Sir Alex once again rotated his lineup for this game, with the team's defense bearing the brunt of the changes. Rafael traveled to Portugal, but due to his exertions in the EPL and League Cup recently, he was on the bench. Antonio Valencia took his berth at right back, with Nani playing in front of him.
Chris Smalling was also brought in for his first start of the season—hopefully signalling the beginning of the end of United's horrendous injury problems at the back this year. Wayne Rooney was deployed in midfield, with Javier Hernandez and Danny Welbeck providing the firepower as Robin van Persie was rested as a substitute.
The first 20 minutes of the game were just how Sir Alex would have wanted them: United had plenty of possession, killing the pace of the game save the odd shot across goal by Braga (one from Eder, the other from Micael). Not too much for the 2,000 or so traveling Reds in the crowd to shout about, but a calm performance nonetheless.
As has been shown on so many occasions this year so far, though, the match was never going to be plain sailing. Braga became more confident and started to cut through the United defense with too much ease. This continued on into the second half and resulted in Braga winning a soft penalty. Jonny Evans was judged to have fouled in the area, which looked particularly harsh on the United player who had nowhere to turn as Custodio powered toward him. Alan's penalty was unstoppable.
So far, so typical of this year's United. Except this time they appeared to really be stuck in a rut, and it surely wasn't going to be too long before Robin van Persie was called in to action.
At the 57th minute, the game took a bizarre and important turn. Right on cue for the now ragged-looking Reds, the lights went out. Plunged into near darkness for 10 minutes, Sir Alex Ferguson had a chance for another word with his players. In a ground that is cut from a stone quarry, the rocks imposing themselves at one end of the stadium, he had to find a way for them to dig themselves out of yet another hole.
What followed this unexpected break was as remarkable as the surroundings.
With 10 minutes left of the game, United sparked to life like the bright-again floodlights. Now off the bench, Robin van Persie dispatched an unerring shot past the out-of-position Beto; Rooney scored a penalty that had taken an age to be awarded (the official behind the goal line confirming the foul to the referee as Braga were rushing down the other end of the pitch). Javier Hernandez also got in on the act in the last moments with a highly comedic goal that he had almost done his best not to actually score.

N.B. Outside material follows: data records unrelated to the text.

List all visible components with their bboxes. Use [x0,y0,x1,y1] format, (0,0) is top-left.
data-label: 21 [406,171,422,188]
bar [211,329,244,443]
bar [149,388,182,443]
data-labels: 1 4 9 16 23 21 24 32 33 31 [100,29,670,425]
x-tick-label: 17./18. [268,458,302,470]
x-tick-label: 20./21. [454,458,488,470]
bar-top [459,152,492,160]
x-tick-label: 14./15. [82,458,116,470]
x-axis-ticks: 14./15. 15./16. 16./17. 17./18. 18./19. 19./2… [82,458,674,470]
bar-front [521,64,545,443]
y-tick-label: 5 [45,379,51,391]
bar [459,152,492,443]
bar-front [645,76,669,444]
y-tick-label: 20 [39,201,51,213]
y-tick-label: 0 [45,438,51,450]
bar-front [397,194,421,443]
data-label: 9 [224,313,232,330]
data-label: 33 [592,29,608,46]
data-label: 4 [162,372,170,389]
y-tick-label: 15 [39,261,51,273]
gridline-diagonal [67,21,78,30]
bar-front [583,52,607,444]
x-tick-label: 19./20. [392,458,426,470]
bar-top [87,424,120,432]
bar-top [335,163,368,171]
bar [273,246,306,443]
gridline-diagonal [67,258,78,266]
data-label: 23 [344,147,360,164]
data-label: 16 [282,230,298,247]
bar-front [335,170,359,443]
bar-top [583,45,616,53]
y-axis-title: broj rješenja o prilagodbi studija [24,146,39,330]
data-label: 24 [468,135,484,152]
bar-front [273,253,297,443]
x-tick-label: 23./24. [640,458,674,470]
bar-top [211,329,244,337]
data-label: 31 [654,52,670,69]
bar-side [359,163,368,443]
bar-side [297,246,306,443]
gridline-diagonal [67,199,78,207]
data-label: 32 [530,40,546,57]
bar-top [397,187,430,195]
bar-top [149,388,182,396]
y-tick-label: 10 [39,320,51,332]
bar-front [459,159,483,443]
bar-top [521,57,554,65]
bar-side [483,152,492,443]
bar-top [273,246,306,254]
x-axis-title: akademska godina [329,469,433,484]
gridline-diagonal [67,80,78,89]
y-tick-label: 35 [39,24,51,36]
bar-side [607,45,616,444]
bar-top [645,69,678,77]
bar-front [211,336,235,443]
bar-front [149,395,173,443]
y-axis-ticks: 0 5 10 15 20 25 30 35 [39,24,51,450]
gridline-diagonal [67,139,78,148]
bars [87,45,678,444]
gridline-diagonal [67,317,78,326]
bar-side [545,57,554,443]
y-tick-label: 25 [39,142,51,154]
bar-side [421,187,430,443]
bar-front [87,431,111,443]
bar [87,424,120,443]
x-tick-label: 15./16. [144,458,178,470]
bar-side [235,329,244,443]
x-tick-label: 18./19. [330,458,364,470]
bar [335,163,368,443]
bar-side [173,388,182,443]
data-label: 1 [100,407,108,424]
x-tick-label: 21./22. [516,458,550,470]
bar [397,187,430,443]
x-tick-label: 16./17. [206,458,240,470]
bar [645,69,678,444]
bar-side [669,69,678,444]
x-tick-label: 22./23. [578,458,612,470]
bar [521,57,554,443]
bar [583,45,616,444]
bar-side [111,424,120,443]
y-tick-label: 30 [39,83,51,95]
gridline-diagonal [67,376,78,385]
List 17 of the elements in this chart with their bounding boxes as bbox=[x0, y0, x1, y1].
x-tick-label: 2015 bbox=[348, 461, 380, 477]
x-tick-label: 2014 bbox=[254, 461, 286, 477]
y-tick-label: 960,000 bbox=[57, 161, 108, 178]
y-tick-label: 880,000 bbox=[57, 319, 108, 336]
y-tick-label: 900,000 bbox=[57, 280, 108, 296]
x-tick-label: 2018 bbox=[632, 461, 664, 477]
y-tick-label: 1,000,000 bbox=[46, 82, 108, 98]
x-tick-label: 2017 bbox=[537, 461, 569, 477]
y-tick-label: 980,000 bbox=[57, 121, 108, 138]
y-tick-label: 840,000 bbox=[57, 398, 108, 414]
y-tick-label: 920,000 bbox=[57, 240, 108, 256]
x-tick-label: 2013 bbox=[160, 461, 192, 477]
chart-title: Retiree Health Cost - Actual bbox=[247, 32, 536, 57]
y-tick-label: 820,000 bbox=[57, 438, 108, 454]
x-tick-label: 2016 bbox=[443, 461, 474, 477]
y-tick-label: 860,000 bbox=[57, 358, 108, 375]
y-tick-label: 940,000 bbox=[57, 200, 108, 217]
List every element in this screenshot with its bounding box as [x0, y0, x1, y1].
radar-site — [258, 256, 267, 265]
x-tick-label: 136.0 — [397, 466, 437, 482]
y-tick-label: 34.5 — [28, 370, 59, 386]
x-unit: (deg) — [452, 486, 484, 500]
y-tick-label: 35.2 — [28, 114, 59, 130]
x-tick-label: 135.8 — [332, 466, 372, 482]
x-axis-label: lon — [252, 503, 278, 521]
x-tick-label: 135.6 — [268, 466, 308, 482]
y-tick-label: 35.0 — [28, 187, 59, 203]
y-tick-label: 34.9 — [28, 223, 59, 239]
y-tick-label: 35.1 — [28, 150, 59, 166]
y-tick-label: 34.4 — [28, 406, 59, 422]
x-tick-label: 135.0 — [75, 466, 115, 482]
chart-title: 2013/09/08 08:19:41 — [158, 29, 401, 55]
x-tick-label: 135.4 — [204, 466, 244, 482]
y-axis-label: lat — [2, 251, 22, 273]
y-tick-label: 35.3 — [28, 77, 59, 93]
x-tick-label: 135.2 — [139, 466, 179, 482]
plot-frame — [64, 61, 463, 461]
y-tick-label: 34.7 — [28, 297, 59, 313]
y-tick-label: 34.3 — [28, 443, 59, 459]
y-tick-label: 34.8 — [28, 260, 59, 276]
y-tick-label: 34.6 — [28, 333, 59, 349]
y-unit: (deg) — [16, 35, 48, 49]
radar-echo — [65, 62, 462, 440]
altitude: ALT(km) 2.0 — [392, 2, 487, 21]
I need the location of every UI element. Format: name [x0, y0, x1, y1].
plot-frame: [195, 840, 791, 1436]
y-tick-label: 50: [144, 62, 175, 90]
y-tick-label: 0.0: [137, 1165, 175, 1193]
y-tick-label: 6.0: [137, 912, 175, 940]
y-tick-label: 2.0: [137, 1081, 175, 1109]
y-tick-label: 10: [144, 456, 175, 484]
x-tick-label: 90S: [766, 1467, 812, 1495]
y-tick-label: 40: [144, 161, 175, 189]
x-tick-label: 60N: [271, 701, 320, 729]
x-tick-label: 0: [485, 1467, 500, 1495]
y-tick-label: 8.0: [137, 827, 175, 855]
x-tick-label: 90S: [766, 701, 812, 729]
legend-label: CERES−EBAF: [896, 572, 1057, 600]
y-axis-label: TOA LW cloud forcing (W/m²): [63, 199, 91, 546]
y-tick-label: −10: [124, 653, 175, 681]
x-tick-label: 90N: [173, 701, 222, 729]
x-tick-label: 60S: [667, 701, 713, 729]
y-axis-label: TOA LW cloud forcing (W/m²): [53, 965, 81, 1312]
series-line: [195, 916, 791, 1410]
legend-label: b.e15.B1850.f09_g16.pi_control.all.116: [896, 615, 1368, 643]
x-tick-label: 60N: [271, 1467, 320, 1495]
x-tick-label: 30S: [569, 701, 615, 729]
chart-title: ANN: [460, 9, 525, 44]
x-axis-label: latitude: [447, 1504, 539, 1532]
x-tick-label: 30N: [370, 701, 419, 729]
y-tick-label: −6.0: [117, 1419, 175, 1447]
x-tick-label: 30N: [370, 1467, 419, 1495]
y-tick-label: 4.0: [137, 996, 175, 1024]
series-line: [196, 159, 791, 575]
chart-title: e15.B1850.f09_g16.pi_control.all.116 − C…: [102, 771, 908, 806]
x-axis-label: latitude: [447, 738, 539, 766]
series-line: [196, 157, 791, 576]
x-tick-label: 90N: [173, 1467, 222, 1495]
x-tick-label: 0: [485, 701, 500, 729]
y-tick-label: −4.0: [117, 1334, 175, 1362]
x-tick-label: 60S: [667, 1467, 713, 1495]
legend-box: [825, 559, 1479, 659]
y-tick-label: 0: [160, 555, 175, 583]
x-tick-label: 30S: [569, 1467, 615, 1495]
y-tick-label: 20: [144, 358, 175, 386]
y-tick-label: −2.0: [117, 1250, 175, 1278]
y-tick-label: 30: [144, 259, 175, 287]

A glance at the group table suggests that Manchester United have qualified for the next round with ease. That belies the truth that in three of the four games, they have made things difficult for themselves, conceded first and had to battle back to win.
Twenty-six years ago yesterday, Sir Alex Ferguson became the manager at Manchester United. He has mined from his own character and cut team after team in his own image from the rock face over those years. Teams that display a belief, will to succeed and sheer determination that others can only aspire to.
This season's side has one other quality to add to that, however, which could take them very far. When the lights look like going out, a striker named Robin van Persie switches on. With a defense that is leaking goals regularly, the Dutchman looks to have already become indispensable to the club.